Dr. Yana Fajar FY. Basori (Dosen Program Studi Adminustrasi Publik FIAH UMMI)
Dr. Yana Fajar FY. Basori (Dosen Program Studi Adminustrasi Publik FIAH UMMI)

Oleh : Dr. Yana Fajar FY. Basori
(Dosen Program Studi Adminustrasi Publik FIAH UMMI)

Percepatan Reforma Agraria Dipandu Hutang

Perkembangan masyarakat dan dinamika permasalahannya mendorong aksentuasi dari masalah agraria (agrarian questions) mengalami perubahan, baik isu akademik yang diangkat, kebijakan yang disarankan maupun dampak politik yang ditimbulkannya.

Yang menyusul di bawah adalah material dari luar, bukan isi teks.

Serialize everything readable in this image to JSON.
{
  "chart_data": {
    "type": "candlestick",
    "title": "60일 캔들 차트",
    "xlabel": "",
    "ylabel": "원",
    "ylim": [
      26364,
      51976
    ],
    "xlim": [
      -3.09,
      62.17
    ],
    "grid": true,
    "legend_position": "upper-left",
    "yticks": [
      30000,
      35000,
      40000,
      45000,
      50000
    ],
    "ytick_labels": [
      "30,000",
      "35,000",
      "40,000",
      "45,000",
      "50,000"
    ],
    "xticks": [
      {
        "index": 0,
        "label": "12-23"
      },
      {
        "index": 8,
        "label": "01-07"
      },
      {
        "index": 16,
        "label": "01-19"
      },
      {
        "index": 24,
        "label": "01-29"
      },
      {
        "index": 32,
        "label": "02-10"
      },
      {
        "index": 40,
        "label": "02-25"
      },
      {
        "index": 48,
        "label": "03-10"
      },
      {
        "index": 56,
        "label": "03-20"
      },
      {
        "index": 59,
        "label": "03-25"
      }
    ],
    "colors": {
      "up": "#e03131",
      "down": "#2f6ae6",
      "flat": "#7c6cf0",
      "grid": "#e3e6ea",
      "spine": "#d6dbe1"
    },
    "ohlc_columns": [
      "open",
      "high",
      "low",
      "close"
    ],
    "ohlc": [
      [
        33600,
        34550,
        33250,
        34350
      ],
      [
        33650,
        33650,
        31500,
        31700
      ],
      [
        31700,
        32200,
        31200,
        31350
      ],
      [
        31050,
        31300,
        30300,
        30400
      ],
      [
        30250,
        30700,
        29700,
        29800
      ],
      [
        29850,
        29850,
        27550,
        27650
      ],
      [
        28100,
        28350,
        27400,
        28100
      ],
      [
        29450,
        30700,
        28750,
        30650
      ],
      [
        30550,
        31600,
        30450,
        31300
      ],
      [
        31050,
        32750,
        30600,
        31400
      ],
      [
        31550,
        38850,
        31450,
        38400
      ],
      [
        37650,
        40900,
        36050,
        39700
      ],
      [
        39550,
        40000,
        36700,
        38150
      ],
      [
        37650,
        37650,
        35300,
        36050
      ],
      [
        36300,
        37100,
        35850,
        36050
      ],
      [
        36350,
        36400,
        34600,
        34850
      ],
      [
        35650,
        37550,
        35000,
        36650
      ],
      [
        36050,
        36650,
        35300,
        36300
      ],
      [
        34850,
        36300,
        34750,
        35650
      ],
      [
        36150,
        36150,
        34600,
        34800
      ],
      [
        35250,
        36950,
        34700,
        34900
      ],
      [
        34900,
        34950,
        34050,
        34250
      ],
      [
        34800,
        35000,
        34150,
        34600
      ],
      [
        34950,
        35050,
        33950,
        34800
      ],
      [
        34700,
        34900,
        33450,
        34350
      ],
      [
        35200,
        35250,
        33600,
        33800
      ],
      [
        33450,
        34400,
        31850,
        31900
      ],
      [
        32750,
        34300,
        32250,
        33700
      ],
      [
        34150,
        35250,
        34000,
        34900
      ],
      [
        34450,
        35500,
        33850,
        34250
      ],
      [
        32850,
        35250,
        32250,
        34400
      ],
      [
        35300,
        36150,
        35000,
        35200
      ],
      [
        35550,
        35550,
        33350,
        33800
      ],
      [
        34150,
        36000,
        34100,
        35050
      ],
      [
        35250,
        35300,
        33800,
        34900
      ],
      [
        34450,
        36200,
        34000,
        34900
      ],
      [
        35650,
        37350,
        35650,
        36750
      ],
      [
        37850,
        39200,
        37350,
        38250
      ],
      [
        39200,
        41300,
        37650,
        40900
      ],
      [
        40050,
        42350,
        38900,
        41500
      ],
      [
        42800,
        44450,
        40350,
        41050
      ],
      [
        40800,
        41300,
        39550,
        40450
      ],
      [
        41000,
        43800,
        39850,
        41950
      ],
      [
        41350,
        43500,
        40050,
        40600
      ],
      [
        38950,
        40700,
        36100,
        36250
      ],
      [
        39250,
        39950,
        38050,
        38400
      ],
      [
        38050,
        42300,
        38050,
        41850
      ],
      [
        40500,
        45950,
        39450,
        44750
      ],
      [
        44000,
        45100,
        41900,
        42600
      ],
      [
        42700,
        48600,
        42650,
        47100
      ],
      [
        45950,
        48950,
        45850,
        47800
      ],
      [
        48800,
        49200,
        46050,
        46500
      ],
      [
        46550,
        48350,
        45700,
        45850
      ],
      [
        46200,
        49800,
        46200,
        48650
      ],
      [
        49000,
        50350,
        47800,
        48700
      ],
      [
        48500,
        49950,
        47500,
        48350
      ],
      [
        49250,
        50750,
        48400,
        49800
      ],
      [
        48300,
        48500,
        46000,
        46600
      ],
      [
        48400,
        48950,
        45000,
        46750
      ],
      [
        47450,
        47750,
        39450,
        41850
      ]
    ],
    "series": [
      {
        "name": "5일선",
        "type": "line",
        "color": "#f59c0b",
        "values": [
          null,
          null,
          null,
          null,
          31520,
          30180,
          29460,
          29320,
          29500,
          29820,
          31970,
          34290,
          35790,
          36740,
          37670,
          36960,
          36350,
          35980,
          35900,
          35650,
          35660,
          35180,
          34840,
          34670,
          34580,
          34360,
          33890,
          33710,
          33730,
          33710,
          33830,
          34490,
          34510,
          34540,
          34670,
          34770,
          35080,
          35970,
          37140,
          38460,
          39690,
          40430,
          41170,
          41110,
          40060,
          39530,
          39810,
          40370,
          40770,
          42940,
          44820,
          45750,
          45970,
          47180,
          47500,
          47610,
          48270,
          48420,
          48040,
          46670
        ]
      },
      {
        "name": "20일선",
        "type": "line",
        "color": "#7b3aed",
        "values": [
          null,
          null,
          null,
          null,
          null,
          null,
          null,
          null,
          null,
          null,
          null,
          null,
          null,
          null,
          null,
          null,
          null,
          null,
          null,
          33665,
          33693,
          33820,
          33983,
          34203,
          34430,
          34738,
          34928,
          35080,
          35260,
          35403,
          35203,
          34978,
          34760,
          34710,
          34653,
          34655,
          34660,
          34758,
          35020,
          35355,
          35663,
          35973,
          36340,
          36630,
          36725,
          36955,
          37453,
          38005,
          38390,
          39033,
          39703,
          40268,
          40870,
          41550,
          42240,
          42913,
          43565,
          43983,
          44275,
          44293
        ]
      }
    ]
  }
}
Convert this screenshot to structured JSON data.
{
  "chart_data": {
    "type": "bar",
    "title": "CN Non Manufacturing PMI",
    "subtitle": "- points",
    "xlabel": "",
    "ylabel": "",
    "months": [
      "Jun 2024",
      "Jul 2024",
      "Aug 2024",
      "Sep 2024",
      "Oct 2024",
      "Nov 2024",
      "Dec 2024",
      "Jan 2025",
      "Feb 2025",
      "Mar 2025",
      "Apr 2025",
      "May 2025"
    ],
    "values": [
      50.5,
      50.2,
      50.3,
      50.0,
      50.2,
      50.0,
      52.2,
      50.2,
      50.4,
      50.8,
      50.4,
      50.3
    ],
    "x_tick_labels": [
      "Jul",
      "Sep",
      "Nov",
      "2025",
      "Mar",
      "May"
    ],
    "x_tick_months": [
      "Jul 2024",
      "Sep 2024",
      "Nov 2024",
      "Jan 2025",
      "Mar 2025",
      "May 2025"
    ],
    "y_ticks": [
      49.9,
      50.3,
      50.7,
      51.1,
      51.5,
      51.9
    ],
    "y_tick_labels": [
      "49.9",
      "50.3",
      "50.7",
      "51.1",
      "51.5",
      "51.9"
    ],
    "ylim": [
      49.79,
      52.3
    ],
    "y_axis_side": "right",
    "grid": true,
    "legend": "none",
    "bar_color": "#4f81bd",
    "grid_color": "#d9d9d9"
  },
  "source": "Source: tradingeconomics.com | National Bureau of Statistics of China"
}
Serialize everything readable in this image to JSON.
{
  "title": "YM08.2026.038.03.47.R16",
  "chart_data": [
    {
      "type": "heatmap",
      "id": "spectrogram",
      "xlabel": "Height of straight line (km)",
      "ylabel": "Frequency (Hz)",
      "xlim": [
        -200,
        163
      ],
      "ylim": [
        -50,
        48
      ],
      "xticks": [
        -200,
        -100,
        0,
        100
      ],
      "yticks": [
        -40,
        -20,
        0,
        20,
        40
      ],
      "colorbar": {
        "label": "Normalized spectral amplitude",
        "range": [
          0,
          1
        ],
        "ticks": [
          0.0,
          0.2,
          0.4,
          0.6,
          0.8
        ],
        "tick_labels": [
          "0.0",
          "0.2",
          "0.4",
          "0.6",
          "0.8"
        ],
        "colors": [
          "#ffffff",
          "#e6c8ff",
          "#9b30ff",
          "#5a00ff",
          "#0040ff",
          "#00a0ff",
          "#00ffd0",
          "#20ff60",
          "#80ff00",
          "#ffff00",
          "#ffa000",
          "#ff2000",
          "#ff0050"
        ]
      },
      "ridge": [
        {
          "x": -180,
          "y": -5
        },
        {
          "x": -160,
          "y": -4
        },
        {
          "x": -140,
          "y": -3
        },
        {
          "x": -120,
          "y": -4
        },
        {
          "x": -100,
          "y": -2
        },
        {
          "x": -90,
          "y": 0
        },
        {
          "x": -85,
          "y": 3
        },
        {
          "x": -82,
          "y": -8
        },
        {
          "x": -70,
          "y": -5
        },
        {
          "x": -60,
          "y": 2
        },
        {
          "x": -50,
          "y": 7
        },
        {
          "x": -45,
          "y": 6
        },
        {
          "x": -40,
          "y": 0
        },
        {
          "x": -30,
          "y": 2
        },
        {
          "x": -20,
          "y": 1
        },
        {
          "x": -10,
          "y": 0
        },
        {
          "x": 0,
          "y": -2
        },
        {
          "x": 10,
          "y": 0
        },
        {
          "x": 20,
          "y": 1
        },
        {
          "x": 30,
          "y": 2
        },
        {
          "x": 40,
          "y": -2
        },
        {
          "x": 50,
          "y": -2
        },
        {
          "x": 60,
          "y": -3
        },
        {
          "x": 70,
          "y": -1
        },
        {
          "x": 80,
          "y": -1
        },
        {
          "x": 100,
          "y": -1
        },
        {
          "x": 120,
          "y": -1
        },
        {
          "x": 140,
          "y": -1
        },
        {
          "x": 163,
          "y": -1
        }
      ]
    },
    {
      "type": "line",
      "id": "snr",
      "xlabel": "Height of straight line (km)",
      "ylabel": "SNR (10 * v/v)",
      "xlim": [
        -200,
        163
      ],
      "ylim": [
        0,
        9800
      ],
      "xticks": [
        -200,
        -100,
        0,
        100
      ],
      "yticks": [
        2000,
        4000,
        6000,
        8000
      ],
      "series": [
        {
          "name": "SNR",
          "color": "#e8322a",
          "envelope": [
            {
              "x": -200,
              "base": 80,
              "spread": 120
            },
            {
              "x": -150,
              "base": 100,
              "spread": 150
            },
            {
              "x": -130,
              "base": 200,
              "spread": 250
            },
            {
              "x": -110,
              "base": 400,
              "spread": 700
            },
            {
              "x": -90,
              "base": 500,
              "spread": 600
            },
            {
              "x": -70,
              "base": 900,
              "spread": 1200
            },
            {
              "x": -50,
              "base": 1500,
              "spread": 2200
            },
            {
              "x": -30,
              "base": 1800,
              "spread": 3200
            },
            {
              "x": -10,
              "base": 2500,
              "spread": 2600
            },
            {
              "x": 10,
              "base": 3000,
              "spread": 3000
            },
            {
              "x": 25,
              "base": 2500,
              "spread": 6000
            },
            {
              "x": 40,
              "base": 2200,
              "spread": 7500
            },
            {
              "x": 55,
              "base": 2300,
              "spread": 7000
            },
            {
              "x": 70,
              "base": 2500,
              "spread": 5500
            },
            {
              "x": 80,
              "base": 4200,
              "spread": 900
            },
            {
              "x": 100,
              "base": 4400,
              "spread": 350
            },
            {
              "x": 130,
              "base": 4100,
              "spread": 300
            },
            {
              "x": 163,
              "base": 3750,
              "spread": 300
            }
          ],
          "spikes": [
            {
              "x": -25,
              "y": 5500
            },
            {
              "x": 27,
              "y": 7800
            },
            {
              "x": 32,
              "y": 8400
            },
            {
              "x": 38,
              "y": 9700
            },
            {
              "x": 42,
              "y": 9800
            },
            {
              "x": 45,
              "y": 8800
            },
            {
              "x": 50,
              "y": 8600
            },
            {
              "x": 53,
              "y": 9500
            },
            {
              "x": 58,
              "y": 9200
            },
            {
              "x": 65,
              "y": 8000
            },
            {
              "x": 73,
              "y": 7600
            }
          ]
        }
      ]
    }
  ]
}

Tuma (1965) misalnya, menunjukan ‘reforma agraria’ (agrarian reform) dengan pengertian yang lebih luas meliputi land tenure reform dan land operation reform dari sekedar land reform yaitu ‘redistribusi tanah’.

Menurut Wiradi (1984), reforma agraria merujuk pada perubahan struktur agraria yang berkeadilan yang melampaui pengertian land reform. Reforma agraria sejati dicirikan pertama berdasarkan ‘tujuan’ yaitu menghilangkan atau sedikitnya mengurangi ketimpangan struktur/susunan pemilikan, penguasaan dan pemanfaatan lahan; kedua, ‘program’ reforma agraria adalah bukan ‘kerja rutin’; ketiga, tahapan awal pelaksanaannya bukan ‘sertifikasi’ tanah, yang justru merupakan tahap akhir, tetapi ‘registrasi’ untuk memperoleh gambaran tentang tingkat ketimpangan penguasaan lahan; dan keempat, tanah objek reforma agraria yang utama adalah ‘surplus land’, yaitu luasan tanah yang dipotong dari tanah yang luasnya melampaui batas maksimum yang ditetapkan UU.

Diundangkan pada 24 September 1960, UU No. 5/1960 tentang Peraturan Dasar Pokok-Pokok Agraria, atau dikenal dengan UUPA menjadi penanda, yaitu: perombakan total dari sistem agraria kolonial Belanda, menyatukan dan menyederhanakan hukum pertanahan terutama yang didasarkan pada hukum adat,serta jaminan kepastian hukum mengenai hak atas tanah bagi rakyat.

Lebih  dari itu, UUPA tidak ditujukan untuk merangsang pertumbuhan ekonomi, meskipun mempunyai dampak seperti itu. UUPA kemudian diikuti dengan Perpu No.56/Prp/1961, dikenal dengan UU Landreform, serta Undang Undang Perjanjian Bagi Hasil (UUPBH) No. 2/1960 dan PERPRES No. 18/2018 tentang Reforma Agraria.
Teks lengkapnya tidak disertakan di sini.